In your AuthService class (AuthService.js), we’re going to create a method like the following:

retrieveAccessToken() {
    return fetch('https://{ DOMAIN }/oauth/token', {
      method: 'POST',
      headers: {
        'Content-Type': 'application/json',
      body: JSON.stringify({
        audience:"{ AUDIENCE VALUE }",
    .then(function(responses) {
      return responses.json();
    .then(function(accessKit) {
      return accessKit['access_token'];

In the above code, I am using fetch() which comes from the package, whatwg-fetch, so make sure you have that downloaded.  This lets me call the oauth URL that can be found in Auth0 at Clients —> Your non interactive client —> Advanced Settings —> Endpoints:

2017-05-23 13_19_51-Client Settings.png

We’re going to retrieve the access token as we’re logging in using the Lock widget.  This method would be called along the way during the login process.  I called it after I have set the id token.

Check out the below process diagram to have a better visualization of how the process works:

2017-05-23 13_27_15-Drawing2 - Visio Professional.png

Sending the access token to the API

After you have retrieved the access token, you want to send it as a Bearer token to your API as a part of the Authorization header.  Below is a code snippet of how I sent it in my code.  You’ll want to do something similar.
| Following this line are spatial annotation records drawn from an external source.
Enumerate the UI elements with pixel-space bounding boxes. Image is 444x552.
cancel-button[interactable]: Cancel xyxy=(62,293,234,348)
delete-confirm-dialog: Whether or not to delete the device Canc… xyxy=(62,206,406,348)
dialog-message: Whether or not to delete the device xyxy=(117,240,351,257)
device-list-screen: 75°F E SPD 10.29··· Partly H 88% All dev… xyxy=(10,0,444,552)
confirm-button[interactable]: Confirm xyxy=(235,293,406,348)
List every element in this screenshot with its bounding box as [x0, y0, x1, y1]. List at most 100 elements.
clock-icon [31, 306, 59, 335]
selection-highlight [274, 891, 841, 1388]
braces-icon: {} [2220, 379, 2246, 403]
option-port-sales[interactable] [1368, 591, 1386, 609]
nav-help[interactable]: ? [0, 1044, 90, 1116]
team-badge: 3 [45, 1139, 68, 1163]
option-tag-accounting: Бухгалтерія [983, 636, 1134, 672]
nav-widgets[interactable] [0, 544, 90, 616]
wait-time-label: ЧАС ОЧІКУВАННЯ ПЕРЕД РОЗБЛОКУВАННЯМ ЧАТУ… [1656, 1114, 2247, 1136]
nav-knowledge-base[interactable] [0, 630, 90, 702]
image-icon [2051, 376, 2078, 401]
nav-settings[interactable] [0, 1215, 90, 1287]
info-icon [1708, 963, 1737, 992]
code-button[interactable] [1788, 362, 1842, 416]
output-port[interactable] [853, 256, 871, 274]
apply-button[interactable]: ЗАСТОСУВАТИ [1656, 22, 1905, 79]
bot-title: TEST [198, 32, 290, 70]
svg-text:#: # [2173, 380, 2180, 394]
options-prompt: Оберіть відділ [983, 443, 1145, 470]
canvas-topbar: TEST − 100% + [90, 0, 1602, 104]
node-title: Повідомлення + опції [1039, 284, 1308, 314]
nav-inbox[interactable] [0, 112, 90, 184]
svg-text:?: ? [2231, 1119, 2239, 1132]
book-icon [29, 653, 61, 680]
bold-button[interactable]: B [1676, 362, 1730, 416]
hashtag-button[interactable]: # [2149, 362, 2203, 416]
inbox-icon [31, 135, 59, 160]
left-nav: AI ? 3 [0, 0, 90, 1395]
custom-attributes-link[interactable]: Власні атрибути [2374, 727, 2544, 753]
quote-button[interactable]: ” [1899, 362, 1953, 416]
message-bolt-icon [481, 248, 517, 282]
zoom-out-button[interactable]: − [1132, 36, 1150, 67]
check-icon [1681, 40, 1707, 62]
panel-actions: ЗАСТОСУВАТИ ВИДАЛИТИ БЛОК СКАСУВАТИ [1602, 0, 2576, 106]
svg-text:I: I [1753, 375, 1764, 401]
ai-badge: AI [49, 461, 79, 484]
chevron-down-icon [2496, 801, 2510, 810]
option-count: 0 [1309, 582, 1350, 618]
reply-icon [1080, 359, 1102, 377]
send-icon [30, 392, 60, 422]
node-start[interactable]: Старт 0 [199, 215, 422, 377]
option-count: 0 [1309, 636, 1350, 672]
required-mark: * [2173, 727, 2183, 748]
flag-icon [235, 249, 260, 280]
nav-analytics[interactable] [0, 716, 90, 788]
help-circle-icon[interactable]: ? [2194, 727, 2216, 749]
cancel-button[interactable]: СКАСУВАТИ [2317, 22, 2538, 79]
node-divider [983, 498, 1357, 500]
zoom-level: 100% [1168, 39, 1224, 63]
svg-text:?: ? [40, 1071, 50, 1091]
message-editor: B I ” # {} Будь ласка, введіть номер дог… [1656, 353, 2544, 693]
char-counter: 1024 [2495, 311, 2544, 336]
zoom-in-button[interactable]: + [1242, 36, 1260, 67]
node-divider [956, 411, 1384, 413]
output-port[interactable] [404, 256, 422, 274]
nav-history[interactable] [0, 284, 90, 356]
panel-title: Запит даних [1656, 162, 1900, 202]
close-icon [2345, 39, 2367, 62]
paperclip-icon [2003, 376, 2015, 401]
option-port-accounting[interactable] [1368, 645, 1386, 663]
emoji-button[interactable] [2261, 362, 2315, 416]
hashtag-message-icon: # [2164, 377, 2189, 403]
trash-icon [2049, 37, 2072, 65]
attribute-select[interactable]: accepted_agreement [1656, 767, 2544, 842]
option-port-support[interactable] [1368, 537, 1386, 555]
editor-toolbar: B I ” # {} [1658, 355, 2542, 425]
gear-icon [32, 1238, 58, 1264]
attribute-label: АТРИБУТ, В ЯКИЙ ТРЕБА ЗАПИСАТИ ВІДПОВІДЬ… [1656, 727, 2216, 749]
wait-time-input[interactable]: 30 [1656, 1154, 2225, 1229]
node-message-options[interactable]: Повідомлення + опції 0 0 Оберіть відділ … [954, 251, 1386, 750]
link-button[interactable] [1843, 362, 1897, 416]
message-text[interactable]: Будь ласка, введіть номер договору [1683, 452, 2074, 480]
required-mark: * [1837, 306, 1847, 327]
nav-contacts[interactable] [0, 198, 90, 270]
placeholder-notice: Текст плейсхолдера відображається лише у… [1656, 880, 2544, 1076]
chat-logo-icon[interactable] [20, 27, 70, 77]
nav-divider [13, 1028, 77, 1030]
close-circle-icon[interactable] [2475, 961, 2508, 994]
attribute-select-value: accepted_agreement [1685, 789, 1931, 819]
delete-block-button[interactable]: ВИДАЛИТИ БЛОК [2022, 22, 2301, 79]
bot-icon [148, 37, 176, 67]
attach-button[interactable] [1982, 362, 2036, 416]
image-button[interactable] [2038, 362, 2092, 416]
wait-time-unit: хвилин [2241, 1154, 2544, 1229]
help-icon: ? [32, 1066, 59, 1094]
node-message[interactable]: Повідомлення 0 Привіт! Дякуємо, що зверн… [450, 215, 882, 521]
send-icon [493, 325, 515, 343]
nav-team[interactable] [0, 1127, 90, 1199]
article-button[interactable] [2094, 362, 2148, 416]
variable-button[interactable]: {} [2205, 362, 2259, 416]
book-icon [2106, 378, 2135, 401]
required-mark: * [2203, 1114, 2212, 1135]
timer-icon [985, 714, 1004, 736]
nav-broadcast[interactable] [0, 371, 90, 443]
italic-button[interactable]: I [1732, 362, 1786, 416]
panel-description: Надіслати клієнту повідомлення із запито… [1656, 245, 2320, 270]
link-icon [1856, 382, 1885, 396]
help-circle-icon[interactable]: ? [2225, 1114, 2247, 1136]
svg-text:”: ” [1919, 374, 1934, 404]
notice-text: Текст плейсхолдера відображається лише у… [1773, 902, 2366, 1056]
static createExpenseCard(userId) {
    return fetch('http://localhost:3001/api/expense-card', {
      method: 'POST',
      headers: {
        'Content-Type': 'application/json',
        'Authorization': 'Bearer ' + localStorage.getItem('access_token'),
      body: JSON.stringify({
        userId: userId,
    .then(function(response) {
      return response.json();


Checking the access token over at the API

Over on the server side, you want to check to make sure that the access token is valid.  The way I did this was using the following packages: jsonwebtoken, express-bearer-token, fs.  Below is the code snippet that is used, albeit still incomplete:

app.use(function(req, res, next) {
  var cert = fs.readFileSync('./server/config/projectexpensecards.pem');
  let validAuthorization = true;

  jwt.verify(req.token, cert, function(err, decoded) {
    if (err !== undefined && err !== null) {
      switch(err.name) {
        case 'UnauthorizedError':
          res.status(403).json('Unable to use the API without valid credentials.');
          validAuthorization = false;
        case 'JsonWebTokenError':
          res.status(403).json('Unable to use the API without valid tokens.');
          validAuthorization = false;
          res.status(500).json('Error occurred trying to get to the API.');
          validAuthorization = false;


    if (validAuthorization) {


You’ll find plenty of tutorials out there that show you how to check for a valid access token if you’re not using the same packages as me.  Maybe you already wrote your code to check this!

After the access token is checked and is good, then we continue with our business like usual.  I didn’t make it too difficult right now with scopes since every user has the same permissions, but maybe in the future if I do, the server side code will definitely be more than just a check on the validity of the access token.